2
$\begingroup$

Suppose $g(z)$ has an isolated singularity at $z=z_0$ and $|\Re[g(z)]| \ge M>0$ for all $z \in \mathbb C-\{z_0\}$. What is the type of singularity of $g$ at $z_0$?

I have a guess it is removable but I could not argue why it can not be a pole though.
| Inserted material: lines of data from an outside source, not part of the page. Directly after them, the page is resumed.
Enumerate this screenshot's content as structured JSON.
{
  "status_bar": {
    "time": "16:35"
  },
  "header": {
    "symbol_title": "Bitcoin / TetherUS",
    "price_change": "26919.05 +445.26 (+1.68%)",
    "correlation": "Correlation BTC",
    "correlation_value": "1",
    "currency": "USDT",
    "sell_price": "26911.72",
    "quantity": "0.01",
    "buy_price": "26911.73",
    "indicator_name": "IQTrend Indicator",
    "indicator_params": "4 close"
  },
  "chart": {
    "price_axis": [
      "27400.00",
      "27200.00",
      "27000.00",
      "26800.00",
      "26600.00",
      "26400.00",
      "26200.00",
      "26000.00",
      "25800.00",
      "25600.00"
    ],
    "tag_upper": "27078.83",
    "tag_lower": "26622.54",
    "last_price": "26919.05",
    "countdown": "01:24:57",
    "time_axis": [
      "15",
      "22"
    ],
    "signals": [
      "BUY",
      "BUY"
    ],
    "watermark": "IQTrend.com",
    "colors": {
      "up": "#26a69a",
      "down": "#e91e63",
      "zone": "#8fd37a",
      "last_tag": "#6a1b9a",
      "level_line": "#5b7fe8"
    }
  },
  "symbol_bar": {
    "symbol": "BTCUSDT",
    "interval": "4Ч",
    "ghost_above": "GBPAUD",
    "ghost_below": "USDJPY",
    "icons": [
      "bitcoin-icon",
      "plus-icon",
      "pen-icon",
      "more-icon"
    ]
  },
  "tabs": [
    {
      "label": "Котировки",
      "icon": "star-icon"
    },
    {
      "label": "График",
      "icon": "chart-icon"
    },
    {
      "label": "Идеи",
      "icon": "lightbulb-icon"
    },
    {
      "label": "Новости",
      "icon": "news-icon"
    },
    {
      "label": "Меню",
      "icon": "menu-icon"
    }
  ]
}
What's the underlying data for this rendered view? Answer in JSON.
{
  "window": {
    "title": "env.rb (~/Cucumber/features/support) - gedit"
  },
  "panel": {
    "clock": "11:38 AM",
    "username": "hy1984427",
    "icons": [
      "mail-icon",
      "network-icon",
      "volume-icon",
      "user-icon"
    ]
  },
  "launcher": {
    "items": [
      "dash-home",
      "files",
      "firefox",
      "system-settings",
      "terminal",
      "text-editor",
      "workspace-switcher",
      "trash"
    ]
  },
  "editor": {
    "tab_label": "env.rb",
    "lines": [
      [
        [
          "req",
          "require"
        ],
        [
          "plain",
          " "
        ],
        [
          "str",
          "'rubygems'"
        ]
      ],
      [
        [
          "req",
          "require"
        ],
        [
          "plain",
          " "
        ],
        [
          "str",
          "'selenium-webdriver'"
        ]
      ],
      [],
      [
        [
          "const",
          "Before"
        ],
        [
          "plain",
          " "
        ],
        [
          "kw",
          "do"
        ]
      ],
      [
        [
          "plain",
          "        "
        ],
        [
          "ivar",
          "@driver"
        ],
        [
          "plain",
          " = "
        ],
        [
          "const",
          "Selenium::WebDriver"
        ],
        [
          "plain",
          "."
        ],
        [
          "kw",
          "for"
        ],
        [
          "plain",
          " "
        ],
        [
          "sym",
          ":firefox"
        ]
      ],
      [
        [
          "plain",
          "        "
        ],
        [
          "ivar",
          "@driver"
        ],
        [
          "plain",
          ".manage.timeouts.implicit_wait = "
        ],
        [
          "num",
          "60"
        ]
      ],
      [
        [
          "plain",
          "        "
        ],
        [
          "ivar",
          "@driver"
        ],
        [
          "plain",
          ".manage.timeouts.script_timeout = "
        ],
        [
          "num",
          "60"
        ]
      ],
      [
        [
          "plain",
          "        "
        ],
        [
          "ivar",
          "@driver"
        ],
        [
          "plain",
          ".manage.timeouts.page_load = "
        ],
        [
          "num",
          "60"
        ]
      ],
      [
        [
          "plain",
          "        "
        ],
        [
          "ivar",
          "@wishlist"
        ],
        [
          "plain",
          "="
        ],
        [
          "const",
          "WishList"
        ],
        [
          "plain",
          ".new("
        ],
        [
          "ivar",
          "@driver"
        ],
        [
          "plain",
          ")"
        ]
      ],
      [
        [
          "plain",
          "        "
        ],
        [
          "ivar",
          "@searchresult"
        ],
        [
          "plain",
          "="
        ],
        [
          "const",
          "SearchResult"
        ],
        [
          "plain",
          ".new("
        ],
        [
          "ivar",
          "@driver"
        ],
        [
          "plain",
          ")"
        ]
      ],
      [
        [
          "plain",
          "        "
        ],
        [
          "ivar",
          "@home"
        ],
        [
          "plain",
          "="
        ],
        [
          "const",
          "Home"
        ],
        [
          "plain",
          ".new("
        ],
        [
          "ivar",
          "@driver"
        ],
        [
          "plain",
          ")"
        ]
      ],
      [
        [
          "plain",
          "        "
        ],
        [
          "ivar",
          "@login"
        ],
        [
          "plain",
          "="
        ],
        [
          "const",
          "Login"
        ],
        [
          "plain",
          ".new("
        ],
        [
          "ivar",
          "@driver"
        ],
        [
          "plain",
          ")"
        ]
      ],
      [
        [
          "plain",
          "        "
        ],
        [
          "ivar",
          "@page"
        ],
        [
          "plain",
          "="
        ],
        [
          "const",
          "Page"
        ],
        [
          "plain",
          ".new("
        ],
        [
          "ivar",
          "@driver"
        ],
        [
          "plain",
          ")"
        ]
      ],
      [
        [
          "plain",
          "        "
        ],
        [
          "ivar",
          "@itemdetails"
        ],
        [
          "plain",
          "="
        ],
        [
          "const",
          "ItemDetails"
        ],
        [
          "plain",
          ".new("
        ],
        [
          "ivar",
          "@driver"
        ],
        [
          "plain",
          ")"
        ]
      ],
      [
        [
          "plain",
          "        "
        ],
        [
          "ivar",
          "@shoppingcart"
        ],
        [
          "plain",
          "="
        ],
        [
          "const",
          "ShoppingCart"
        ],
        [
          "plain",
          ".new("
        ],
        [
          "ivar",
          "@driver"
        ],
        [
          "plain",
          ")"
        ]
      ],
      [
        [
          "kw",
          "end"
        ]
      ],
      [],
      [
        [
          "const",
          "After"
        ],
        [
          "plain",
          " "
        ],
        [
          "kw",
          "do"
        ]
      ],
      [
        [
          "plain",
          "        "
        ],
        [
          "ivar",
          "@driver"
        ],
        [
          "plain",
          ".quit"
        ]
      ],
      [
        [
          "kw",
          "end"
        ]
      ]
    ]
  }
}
To rule out essential, I argue with Casorati-Weierstrass theorem.


  • 0
    @FlybyNight, I am sorry, I need to figure out what kind of singularity does $g$ have at $z_0$?2012-12-28

1 Answers 1

1

As a counter example, consider the following function:

$g(z) = \frac{z^2}{z(z-1)} \, . $

This function has a removable singularity at $z=0$. Consider the domain $\mathbb{C}\backslash\{0\}$. You claim that there exists an $M>0$ such that $|\Re[g(z)]| \ge M > 0$ for all $z \in \mathbb{C}\backslash\{0\}$. However, this is not true.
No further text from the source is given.